Ms Roberts said Mr Bryan married at Coopernook after the war and died in 2005, without receiving any acknowledgement for his role.
“In 2009 there was a plaque-laying ceremony to acknowledge the dangerous work these men undertook [at Glenbrook] and the sacrifices they made for our country,” she said.
‘We need to understand our own history’
Historian and researcher, Geoff Plunkett, has written many books about chemical warfare in Australia and interviewed some of the mustard gas men.
He said some of the men interviewed said they had signed secrecy acts.
“Most of them were about 18 in 1943, they were the old school gentlemen, so a lot of them hadn’t talked about it until I came along as an official historian,” Mr Plunkett said.

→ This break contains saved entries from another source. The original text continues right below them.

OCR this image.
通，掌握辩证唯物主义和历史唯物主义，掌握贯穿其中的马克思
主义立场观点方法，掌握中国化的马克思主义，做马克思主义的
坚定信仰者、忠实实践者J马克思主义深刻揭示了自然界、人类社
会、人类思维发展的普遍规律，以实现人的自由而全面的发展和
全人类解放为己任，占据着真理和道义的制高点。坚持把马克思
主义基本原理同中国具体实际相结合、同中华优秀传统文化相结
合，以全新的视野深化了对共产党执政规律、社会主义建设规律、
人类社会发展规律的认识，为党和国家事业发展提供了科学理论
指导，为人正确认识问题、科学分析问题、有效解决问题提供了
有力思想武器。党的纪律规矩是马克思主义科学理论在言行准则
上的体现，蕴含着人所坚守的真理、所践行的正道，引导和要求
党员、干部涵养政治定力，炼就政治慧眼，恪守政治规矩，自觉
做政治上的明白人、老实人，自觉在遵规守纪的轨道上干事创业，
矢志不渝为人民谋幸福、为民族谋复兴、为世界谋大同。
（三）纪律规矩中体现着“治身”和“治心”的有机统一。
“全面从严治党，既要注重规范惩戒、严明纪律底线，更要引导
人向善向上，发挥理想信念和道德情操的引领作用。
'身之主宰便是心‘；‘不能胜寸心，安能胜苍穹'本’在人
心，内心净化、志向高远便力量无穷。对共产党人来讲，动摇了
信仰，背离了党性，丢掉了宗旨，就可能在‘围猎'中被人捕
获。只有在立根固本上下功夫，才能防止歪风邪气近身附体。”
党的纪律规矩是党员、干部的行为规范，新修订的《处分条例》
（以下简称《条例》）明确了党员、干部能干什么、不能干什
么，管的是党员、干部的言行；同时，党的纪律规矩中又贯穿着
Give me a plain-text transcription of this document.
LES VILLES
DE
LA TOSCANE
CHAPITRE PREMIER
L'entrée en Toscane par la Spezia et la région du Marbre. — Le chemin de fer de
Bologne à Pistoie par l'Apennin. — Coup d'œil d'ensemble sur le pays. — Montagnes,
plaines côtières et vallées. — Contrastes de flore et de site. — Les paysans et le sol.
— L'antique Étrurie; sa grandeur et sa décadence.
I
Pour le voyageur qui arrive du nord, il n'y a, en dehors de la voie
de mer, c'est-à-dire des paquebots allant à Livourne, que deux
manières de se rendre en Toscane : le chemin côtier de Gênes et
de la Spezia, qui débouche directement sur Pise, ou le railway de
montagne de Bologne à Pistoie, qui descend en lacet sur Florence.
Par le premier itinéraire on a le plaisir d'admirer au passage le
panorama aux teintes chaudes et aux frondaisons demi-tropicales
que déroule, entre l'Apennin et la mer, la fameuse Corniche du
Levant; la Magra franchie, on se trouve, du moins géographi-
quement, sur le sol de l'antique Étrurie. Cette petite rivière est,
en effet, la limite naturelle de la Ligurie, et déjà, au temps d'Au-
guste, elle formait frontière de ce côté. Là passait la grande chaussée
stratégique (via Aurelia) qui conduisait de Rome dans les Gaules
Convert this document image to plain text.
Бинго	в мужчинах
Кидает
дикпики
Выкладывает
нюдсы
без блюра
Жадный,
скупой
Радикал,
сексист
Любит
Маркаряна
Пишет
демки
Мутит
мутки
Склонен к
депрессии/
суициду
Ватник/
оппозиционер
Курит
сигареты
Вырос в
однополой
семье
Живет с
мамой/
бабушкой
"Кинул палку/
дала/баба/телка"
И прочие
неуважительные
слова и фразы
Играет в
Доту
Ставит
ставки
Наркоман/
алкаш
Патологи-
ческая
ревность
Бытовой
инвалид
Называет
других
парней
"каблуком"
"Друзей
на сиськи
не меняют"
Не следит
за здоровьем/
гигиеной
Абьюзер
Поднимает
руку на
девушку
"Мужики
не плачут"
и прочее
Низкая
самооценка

Mr Plunkett said it was important Australians were aware of their country’s involvement with chemical weapons.
“These men got criticised because they never left Australia, but most of them wanted to be air gunners in the air force — they were forced into doing this.
“In fact the first they knew about it was when they turned up at the units.”
He said they couldn’t get out if it because they became a really specialist important unit.
“But that became a consequence after the war because they weren’t eligible for various pensions because they didn’t serve overseas,” Mr Plunkett said.
“We had at least one million chemical weapons in Australia, which is by no means a small amount, but still a lot pf people don’t realise that … we certainly need to understand our own history.”
A surprise discovery for family
Ms Roberts wrote about Ross Bryan’s story for a local heritage website, MidCoast Stories, which she has co-founded.
It was through that story that Mr Bryan’s nephew, David Kedwell from Old Bar, NSW, first learnt of his uncle’s wartime role.
“It’s never been mentioned to me by any of my immediate family … it’s something that totally took me by surprise,” he said.
“Isn’t it an amazing thing, [it can come] from such a small act of carving your name into a rock,” Mr Kedwell said.
“And the fact he carved Taree, NSW into the rock — he might never have been found [without that].”
Ms Roberts said it was highly satisfying a small clue from the past had allowed a man’s life and his sacrifice to be remembered.
“It gives me such satisfaction to look at a photo — and to me I didn’t think it was going to be much — and then it ends up to be this amazing story,” she said.